Let me insert here a wonderful coincidence. At the end of the seventh and beginning of the eighth centuries of our era there lived in the monastery of Marsaba, that wonderful laura in the wilderness of Judæa, a monk of great piety and learning, St. John of Damascus, the greatest ecclesiastical writer of his age, and so eloquent a preacher that, like another John, the famous Patriarch of Constantinople, he was known as Chrysostom, the golden-mouthed, or Chrysorrhoas, gold-flowing. What, it will be asked, has this Syrian monk to do with Prince Siddartha and the four drives? Listen!

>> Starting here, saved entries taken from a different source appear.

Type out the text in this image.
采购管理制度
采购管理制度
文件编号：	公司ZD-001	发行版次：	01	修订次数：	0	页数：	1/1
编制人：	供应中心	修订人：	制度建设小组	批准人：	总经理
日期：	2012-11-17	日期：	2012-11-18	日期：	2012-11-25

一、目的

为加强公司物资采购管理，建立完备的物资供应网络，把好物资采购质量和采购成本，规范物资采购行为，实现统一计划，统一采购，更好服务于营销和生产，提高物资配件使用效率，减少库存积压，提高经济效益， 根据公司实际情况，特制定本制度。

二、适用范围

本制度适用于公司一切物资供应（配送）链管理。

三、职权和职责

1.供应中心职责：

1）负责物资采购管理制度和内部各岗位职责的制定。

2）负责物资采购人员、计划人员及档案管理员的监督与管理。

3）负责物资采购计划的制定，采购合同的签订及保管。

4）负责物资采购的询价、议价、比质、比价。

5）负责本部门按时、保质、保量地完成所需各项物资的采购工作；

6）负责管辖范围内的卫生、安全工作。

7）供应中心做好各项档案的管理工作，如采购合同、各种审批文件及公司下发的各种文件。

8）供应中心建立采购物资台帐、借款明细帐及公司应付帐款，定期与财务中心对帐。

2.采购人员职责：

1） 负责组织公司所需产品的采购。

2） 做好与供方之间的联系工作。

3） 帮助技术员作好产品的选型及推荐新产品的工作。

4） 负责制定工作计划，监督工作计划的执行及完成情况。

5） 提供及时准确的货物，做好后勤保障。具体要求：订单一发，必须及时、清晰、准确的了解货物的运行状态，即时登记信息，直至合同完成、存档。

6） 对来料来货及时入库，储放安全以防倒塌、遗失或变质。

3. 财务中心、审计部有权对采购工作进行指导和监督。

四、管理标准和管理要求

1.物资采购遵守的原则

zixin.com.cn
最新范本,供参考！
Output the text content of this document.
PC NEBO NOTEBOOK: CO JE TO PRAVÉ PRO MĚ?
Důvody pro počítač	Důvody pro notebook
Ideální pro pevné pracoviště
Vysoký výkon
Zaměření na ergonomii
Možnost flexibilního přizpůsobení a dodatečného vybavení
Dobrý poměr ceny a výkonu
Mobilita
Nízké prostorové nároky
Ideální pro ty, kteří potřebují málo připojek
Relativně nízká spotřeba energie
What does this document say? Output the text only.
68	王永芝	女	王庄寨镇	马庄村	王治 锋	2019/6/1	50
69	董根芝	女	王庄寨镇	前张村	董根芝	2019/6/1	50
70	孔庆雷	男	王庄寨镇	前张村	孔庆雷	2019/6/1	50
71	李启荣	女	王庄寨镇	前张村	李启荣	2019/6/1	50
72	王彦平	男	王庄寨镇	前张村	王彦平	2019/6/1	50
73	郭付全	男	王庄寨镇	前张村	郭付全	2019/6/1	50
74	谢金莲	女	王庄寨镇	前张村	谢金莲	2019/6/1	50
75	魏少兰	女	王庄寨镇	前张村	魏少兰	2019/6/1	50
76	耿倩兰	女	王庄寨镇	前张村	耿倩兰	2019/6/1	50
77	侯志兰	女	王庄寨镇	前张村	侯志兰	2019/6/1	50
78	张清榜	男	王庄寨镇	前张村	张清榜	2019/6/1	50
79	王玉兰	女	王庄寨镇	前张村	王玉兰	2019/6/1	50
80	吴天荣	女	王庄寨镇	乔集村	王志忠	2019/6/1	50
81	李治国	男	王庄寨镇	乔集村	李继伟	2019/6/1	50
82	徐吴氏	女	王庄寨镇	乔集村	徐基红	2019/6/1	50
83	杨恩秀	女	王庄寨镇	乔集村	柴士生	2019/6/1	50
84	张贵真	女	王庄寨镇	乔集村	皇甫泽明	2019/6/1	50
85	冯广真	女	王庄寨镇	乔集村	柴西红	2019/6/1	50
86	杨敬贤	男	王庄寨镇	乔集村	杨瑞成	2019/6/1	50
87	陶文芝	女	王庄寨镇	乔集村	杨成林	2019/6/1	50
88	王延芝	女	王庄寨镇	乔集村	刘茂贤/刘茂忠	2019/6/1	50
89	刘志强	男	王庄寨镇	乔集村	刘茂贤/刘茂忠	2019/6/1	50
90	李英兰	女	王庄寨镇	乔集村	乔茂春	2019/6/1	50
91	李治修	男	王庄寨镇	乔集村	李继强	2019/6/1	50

Amongst the many books which St. John of Damascus wrote, or is supposed to have written, is the story of Barlaam and Josaphat. St. John said that he received it from travellers coming from India, and so firmly did he believe in its truth, that at the end of the story he appealed to the two saints for their intercession on his behalf.
Max Müller sums up the tale as follows: “A king in India, an enemy and persecutor of the Christians, has an only son. The astrologers have predicted that he will embrace the new doctrine. His father, therefore, tries by all means to keep him ignorant of the miseries of the world, and to create in him a taste for pleasure and enjoyment. A Christian hermit, however, gains access to this prince, and instructs him in the doctrines of the Christian religion. The young prince is not only baptized, but resolves to give up all his earthly riches; and, after having converted his own father and many of his subjects, he follows his teacher into the desert.”[2]
But that is not all. In the story of Josaphat, as told by St. John, we have also the tale of the drives—with this distinction: Whereas the Buddhist canon, the Lalita Vistara, represents Buddha as seeing on three successive drives, first an old, then a sick, and at last a dying man, St. John makes Josaphat meet two men on his first drive, one maimed, the other blind, and an old man who is nearly dying on the second drive. That is but a slight difference which would be accounted for by oral tradition. The coincidence is striking, and has been pointed out independently by English, French and German scholars; and, as Max Müller says, it is “as clear as daylight” that “Joannes Damascenus took the principal character of his religious novel from the Lalita Vistara.” The first European scholar to notice this was M. Laboulaye.